I'm not saying the 'crisis' concept is bad, it's just limited and not as engaging.
Limited because they'll keep repeating unless you program in infinity of them, and not as engaging because when things happen they don't feel to the player as a result of his own agency or, more crucially perhaps, as an outcome of previous events, in a cascade of events that is unfolding.
They also don't necessarily make sense to the player (how is that tribe that keeps suiciding all able bodies on your colony growing to the thousands?) and don't affect the world that the player is part of (same example. There is no effect on the tribe, thus no signifiers of 'progress').

I think I would have enjoyed more a design where the player feels that more things that happen are a result of his own skill, focus, neglect in certain areas, etc, regarding things that came before, and where this is clearly communicated. And of course some completely random things mixed in, but perhaps not in a 'preset' way but with a lot more variance of effect.

I think it's a matter of perception also. A player, I think, is much more likely to be engaged when he sees that the toxic storm coming his way is an emergent part of the ongoing simulation, rather than a random punishment visited upon him.
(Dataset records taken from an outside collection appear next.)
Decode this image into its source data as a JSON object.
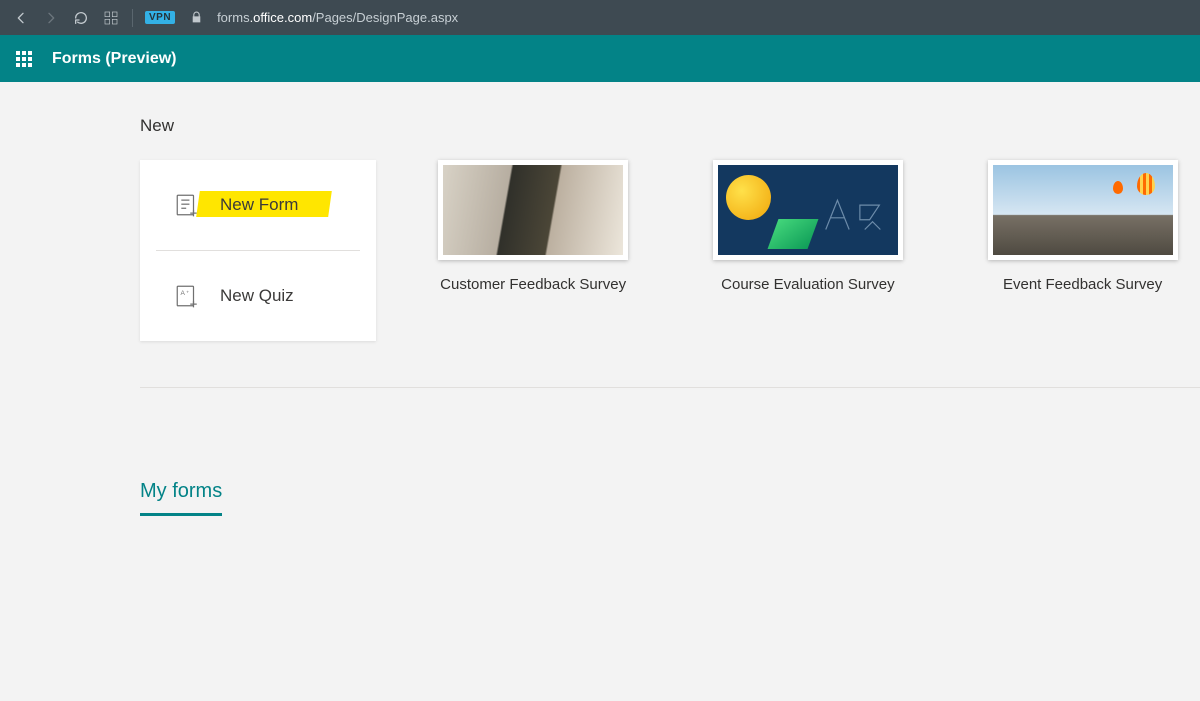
{
  "browser": {
    "vpn_label": "VPN",
    "url_pre": "forms",
    "url_domain": ".office.com",
    "url_path": "/Pages/DesignPage.aspx"
  },
  "header": {
    "app_title": "Forms (Preview)"
  },
  "new_section": {
    "label": "New",
    "new_form_label": "New Form",
    "new_quiz_label": "New Quiz"
  },
  "templates": [
    {
      "label": "Customer Feedback Survey"
    },
    {
      "label": "Course Evaluation Survey"
    },
    {
      "label": "Event Feedback Survey"
    }
  ],
  "tabs": {
    "my_forms": "My forms"
  }
}
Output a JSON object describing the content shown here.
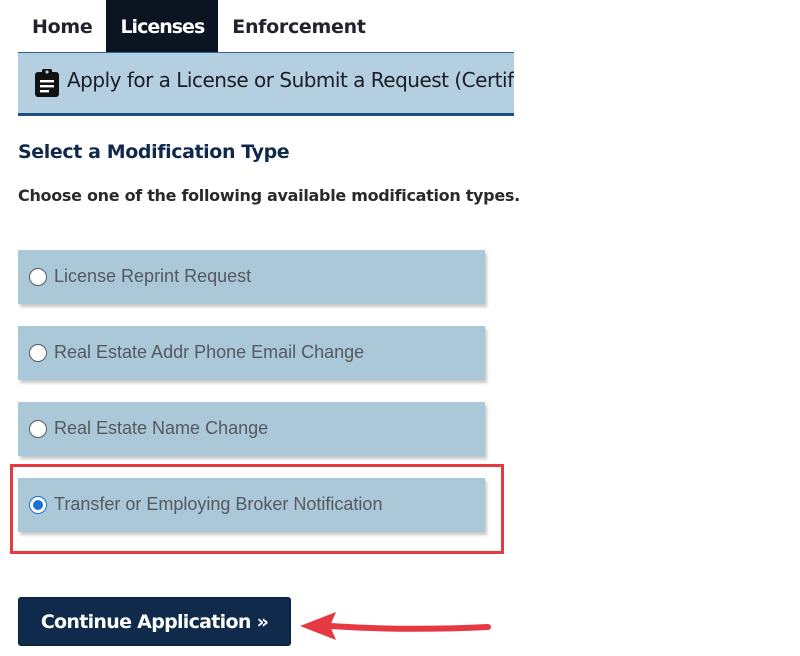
{
  "nav": {
    "tabs": [
      {
        "label": "Home",
        "active": false
      },
      {
        "label": "Licenses",
        "active": true
      },
      {
        "label": "Enforcement",
        "active": false
      }
    ]
  },
  "banner": {
    "icon": "clipboard-icon",
    "text": "Apply for a License or Submit a Request (Certified"
  },
  "section": {
    "title": "Select a Modification Type",
    "instruction": "Choose one of the following available modification types."
  },
  "options": [
    {
      "label": "License Reprint Request",
      "selected": false
    },
    {
      "label": "Real Estate Addr Phone Email Change",
      "selected": false
    },
    {
      "label": "Real Estate Name Change",
      "selected": false
    },
    {
      "label": "Transfer or Employing Broker Notification",
      "selected": true
    }
  ],
  "continue_button": {
    "label": "Continue Application »"
  },
  "annotations": {
    "highlight_color": "#e53a41",
    "arrow_color": "#e53a41"
  },
  "colors": {
    "nav_active_bg": "#0b1522",
    "banner_bg": "#b4cfe0",
    "option_bg": "#abc8d9",
    "button_bg": "#0f2a4a",
    "title_color": "#10294a"
  }
}
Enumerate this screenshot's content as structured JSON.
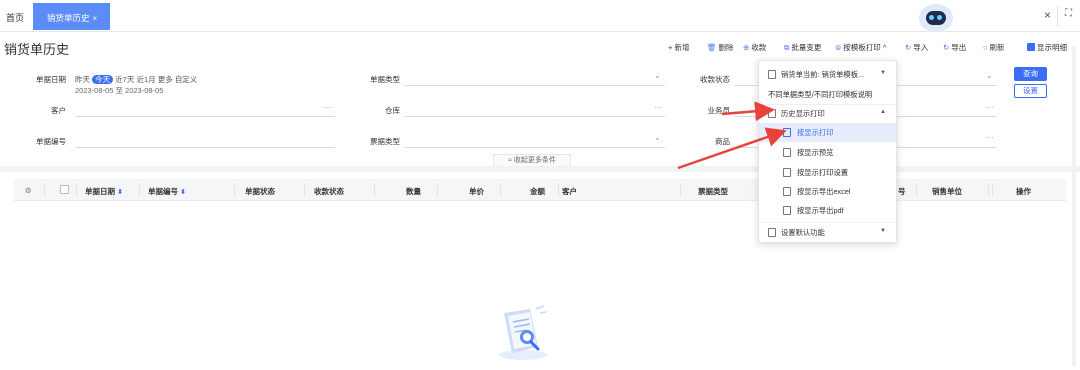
{
  "tabs": {
    "home": "首页",
    "active": "销货单历史",
    "active_close": "×"
  },
  "window": {
    "close": "×",
    "fullscreen": "⛶"
  },
  "page": {
    "title": "销货单历史"
  },
  "toolbar": {
    "add": "+ 新增",
    "delete": "删除",
    "collect": "收款",
    "batch_change": "批量变更",
    "print_template": "按模板打印",
    "print_template_caret": "^",
    "import": "导入",
    "export": "导出",
    "refresh": "刷新",
    "show_detail": "显示明细"
  },
  "filters": {
    "date_label": "单据日期",
    "date_quick": [
      "昨天",
      "今天",
      "近7天",
      "近1月",
      "更多",
      "自定义"
    ],
    "date_selected_index": 1,
    "date_range": "2023-08-05 至 2023-08-05",
    "doc_type_label": "单据类型",
    "collect_status_label": "收款状态",
    "customer_label": "客户",
    "warehouse_label": "仓库",
    "salesperson_label": "业务员",
    "doc_no_label": "单据编号",
    "invoice_type_label": "票据类型",
    "product_label": "商品",
    "dropdown_caret": "⌄",
    "more_dots": "···",
    "query_button": "查询",
    "settings_button": "设置",
    "collapse_label": "≈ 收起更多条件"
  },
  "table": {
    "gear": "⚙",
    "columns": [
      "单据日期",
      "单据编号",
      "单据状态",
      "收款状态",
      "数量",
      "单价",
      "金额",
      "客户",
      "票据类型",
      "",
      "销售单位",
      "操作"
    ],
    "partial_col": "号",
    "sort_icon": "⬍"
  },
  "menu": {
    "header": "销货单当前: 销货单模板...",
    "note": "不同单据类型/不同打印模板说明",
    "history_group": "历史显示打印",
    "items": [
      "按显示打印",
      "按显示预览",
      "按显示打印设置",
      "按显示导出excel",
      "按显示导出pdf"
    ],
    "highlight_index": 0,
    "default_func": "设置默认功能"
  },
  "colors": {
    "accent": "#3b6ef5",
    "tab_active": "#5b8cf7",
    "arrow": "#e8433a"
  }
}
I'm not a game designer, much less a master like yourself, but it is my humble opinion :)
I personally do not like the 'storyteller' design on principle, although the game certainly has captivated me nevertheless.
And there are of course, many many aspects which are simulation emergent (your animals littering your house, leading to unhappiness, forcing an 'outdoors' solution which is less defensible etc etc).